Jane works on the Operational Global Model Configuration of the Unified Model with a particular interest in evaluating the impact of atmospheric aerosol particles on model performance.
Areas of expertise
Jane is a research scientist working on the Operational Global Configuration of the Unified Model. Her work involves testing the impacts of scientific changes on the global model forecast, diagnosing forecast errors and identifying areas of future development. Currently her work focuses on testing the impacts of different atmospheric aerosol configurations on the global NWP forecast. This includes running a large number of experiments in the form of forecast trials, verifying the forecast meteorological and aerosol fields using a wide range of observational and satellite data and evaluating the impacts of her experiments on the global forecast in terms of effects on radiation fields, atmospheric heating profiles and global circulation patterns.
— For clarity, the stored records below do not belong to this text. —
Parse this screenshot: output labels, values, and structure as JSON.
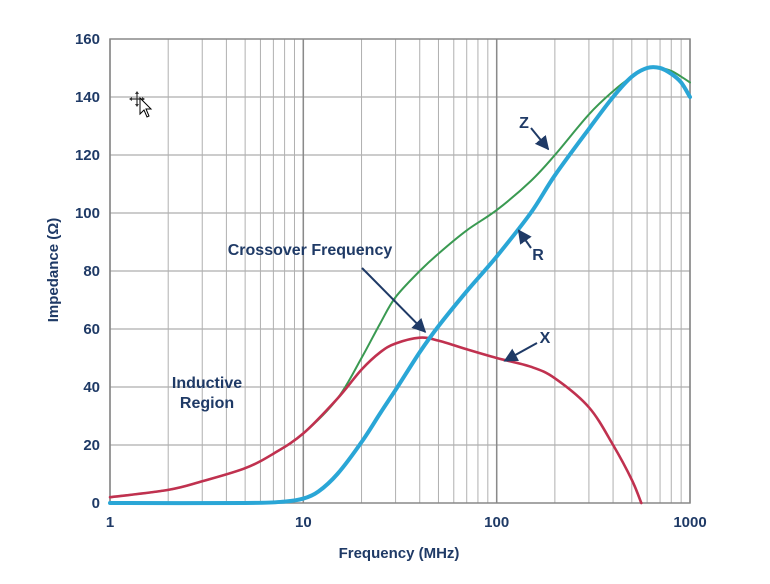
{
  "chart_data": {
    "type": "line",
    "title": "",
    "xlabel": "Frequency (MHz)",
    "ylabel": "Impedance (Ω)",
    "xscale": "log",
    "xlim": [
      1,
      1000
    ],
    "ylim": [
      0,
      160
    ],
    "grid": true,
    "x_ticks": [
      {
        "value": 1,
        "label": "1"
      },
      {
        "value": 10,
        "label": "10"
      },
      {
        "value": 100,
        "label": "100"
      },
      {
        "value": 1000,
        "label": "1000"
      }
    ],
    "y_ticks": [
      {
        "value": 0,
        "label": "0"
      },
      {
        "value": 20,
        "label": "20"
      },
      {
        "value": 40,
        "label": "40"
      },
      {
        "value": 60,
        "label": "60"
      },
      {
        "value": 80,
        "label": "80"
      },
      {
        "value": 100,
        "label": "100"
      },
      {
        "value": 120,
        "label": "120"
      },
      {
        "value": 140,
        "label": "140"
      },
      {
        "value": 160,
        "label": "160"
      }
    ],
    "series": [
      {
        "name": "Z",
        "color": "#3a9a52",
        "points": [
          [
            1,
            2
          ],
          [
            2,
            4.5
          ],
          [
            3,
            7.5
          ],
          [
            5,
            12
          ],
          [
            7,
            17
          ],
          [
            10,
            24
          ],
          [
            15,
            36
          ],
          [
            20,
            50
          ],
          [
            25,
            62
          ],
          [
            30,
            71
          ],
          [
            40,
            80
          ],
          [
            50,
            86
          ],
          [
            70,
            94
          ],
          [
            100,
            101
          ],
          [
            150,
            111
          ],
          [
            200,
            120
          ],
          [
            300,
            134
          ],
          [
            400,
            142
          ],
          [
            500,
            147
          ],
          [
            600,
            150
          ],
          [
            700,
            150
          ],
          [
            800,
            149
          ],
          [
            900,
            147
          ],
          [
            1000,
            145
          ]
        ]
      },
      {
        "name": "R",
        "color": "#2aa6d6",
        "points": [
          [
            1,
            0
          ],
          [
            5,
            0
          ],
          [
            8,
            0.5
          ],
          [
            10,
            1.5
          ],
          [
            12,
            4
          ],
          [
            15,
            10
          ],
          [
            20,
            21
          ],
          [
            25,
            31
          ],
          [
            30,
            39
          ],
          [
            40,
            52
          ],
          [
            50,
            61
          ],
          [
            70,
            73
          ],
          [
            100,
            85
          ],
          [
            150,
            100
          ],
          [
            200,
            113
          ],
          [
            300,
            129
          ],
          [
            400,
            140
          ],
          [
            500,
            147
          ],
          [
            600,
            150
          ],
          [
            700,
            150
          ],
          [
            800,
            148
          ],
          [
            900,
            145
          ],
          [
            1000,
            140
          ]
        ]
      },
      {
        "name": "X",
        "color": "#c0314f",
        "points": [
          [
            1,
            2
          ],
          [
            2,
            4.5
          ],
          [
            3,
            7.5
          ],
          [
            5,
            12
          ],
          [
            7,
            17
          ],
          [
            10,
            24
          ],
          [
            15,
            36
          ],
          [
            20,
            46
          ],
          [
            25,
            52
          ],
          [
            30,
            55
          ],
          [
            40,
            57
          ],
          [
            50,
            56
          ],
          [
            70,
            53
          ],
          [
            100,
            50
          ],
          [
            150,
            47
          ],
          [
            200,
            43
          ],
          [
            300,
            33
          ],
          [
            400,
            20
          ],
          [
            500,
            8
          ],
          [
            560,
            0
          ]
        ]
      }
    ],
    "annotations": [
      {
        "text": "Crossover Frequency",
        "target": [
          44,
          57
        ]
      },
      {
        "text_lines": [
          "Inductive",
          "Region"
        ]
      }
    ],
    "series_labels": [
      {
        "text": "Z",
        "series": "Z"
      },
      {
        "text": "R",
        "series": "R"
      },
      {
        "text": "X",
        "series": "X"
      }
    ]
  }
}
A key component of Jane's work is focused on the MACC project, which is part of the European funded initiative GMES. MACC aims to further develop our understanding of the physical and chemical composition of the atmosphere and establish routine monitoring systems for climate, air quality, surface solar radiation, and ozone monitoring purposes. As part of this Jane will further extend her current aerosol work to include looking at, for example, the benefits of initialising aerosols in NWP forecasts using MACC assimlation products, which are being developed by MACC partners at the European Centre for Medium-Range Weather Forecasts.
Jane has been working in the Forecast Model Development and Diagnostics team since joining the Met Office in 2008. Prior to this, Jane completed her PhD in atmospheric physics at the School of Physics in the National University of Ireland, Galway, where she also received her undergraduate degree.
Jane's research interests stem from her PhD studies in the area of marine aerosol optical properties and the contribution of primary sea spray aerosol to the aerosol-climate effect. Her PhD work involved using both ground-based observations and satellite remote sensing techniques to retrieve aerosol optical parameters. Her work in the Forecast Model Development and Diagnostics team applies her background and knowledge in atmospheric aerosols to develop further understanding of the potentially important role of aerosol particles for improved accuracy in numerical weather prediction models.